Plotting of the natural coordinate responses

All of them in a single plot, as they have the same order of magnitude



In [15]:

    
for i in (0,1,2): plt.plot(t/pi,x[i],
                           label='$x_{%d}(t)$'%(i+1))
    
plt.xlabel(r'$\omega_0t/\pi$', fontsize=18)
plt.ylabel(r'$x/\delta$', fontsize=18)
plt.legend(loc=0, fontsize=18)
plt.show()

Final Displacements and Final Velocities

Say that $t_2=4\pi/\omega_0$, we compute the vectors of sines and cosines with different frequencies at $t_2$, then we compute the modal displacements and velocities (note that the dimensional velocities are these adimensional velocities multiplied by $\omega_0\,\delta$) and eventually we compute the nodal quantities by premultiplication by the eigenvectors matrix.



In [64]:

    
ct2 = np.cos(L*4*pi)
st2 = np.sin(L*4*pi)

q0t2 = As*ct2+Bs*st2 ; q1t2 = L*(Bs*ct2-As*st2)

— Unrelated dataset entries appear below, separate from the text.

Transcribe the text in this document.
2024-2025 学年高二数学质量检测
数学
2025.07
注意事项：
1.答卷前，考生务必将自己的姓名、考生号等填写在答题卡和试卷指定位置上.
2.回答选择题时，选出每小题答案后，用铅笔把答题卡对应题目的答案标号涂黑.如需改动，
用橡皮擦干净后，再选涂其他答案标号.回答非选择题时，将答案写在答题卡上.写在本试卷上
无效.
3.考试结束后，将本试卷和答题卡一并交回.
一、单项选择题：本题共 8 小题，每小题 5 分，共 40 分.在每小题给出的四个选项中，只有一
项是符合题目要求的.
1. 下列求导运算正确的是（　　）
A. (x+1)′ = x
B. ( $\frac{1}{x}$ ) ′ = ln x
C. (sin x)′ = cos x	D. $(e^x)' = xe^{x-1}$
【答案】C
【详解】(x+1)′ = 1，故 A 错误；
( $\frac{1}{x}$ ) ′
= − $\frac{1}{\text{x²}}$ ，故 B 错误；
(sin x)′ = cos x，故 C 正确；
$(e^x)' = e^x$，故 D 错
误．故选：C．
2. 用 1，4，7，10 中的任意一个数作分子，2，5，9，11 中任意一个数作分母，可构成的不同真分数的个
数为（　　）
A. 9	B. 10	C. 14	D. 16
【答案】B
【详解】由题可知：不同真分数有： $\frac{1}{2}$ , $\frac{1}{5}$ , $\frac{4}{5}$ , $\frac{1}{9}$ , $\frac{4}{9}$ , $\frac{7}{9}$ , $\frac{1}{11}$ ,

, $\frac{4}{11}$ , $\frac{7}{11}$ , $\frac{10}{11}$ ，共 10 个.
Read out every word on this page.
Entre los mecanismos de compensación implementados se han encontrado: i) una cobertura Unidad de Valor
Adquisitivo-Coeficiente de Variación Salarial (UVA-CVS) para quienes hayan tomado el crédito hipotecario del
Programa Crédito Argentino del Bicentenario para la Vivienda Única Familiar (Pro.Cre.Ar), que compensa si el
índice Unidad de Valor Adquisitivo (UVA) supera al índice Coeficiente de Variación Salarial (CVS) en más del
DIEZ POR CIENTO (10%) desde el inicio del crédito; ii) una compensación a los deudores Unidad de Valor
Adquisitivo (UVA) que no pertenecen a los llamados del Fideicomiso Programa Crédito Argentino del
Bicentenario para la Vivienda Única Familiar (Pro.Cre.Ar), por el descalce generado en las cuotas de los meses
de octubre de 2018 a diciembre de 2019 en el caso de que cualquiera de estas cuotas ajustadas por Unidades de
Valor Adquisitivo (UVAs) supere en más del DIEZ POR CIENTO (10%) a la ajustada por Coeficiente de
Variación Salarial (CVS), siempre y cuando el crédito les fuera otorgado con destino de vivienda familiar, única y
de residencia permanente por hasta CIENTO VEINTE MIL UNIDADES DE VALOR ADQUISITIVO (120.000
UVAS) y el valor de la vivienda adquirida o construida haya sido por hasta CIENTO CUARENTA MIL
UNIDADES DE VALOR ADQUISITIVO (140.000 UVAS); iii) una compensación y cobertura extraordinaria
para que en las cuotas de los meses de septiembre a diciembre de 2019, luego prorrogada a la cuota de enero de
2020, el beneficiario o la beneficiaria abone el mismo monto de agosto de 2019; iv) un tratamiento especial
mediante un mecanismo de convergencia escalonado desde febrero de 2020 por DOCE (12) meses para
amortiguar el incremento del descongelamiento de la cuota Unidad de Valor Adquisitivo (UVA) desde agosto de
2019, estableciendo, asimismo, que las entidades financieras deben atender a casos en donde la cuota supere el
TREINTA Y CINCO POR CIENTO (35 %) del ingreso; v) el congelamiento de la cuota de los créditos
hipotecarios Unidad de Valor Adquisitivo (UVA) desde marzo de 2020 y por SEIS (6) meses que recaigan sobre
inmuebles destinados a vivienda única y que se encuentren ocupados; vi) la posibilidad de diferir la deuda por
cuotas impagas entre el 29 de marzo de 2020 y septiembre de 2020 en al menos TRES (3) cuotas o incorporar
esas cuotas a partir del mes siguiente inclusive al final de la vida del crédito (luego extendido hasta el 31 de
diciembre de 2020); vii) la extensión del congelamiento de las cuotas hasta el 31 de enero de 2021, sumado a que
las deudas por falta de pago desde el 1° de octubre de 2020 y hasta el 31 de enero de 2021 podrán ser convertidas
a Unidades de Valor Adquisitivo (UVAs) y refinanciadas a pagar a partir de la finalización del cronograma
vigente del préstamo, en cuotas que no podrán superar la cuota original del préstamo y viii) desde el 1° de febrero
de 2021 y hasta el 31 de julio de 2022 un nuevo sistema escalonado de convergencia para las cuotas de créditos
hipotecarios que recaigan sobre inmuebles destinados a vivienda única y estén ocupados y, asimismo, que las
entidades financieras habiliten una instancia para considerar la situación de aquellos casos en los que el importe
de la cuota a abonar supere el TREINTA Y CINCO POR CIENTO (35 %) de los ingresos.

display(Latex(r"$\boldsymbol x(t_2) = \{"+
              ",".join("%10.6f"%x for x in np.dot(evecs,q0t2))+
              "\}\,\delta$"))
display(Latex(r"$\boldsymbol v(t_2) = \{"+
              ",".join("%10.6f"%x for x in np.dot(evecs,q1t2))+
              "\}\,\omega_0\,\delta$"))









    





$\boldsymbol x(t_2) = \{ 12.848823,  2.320919, -6.024918\}\,\delta$






    





$\boldsymbol v(t_2) = \{ -3.383877, -0.963441,  0.480770\}\,\omega_0\,\delta$



In [ ]: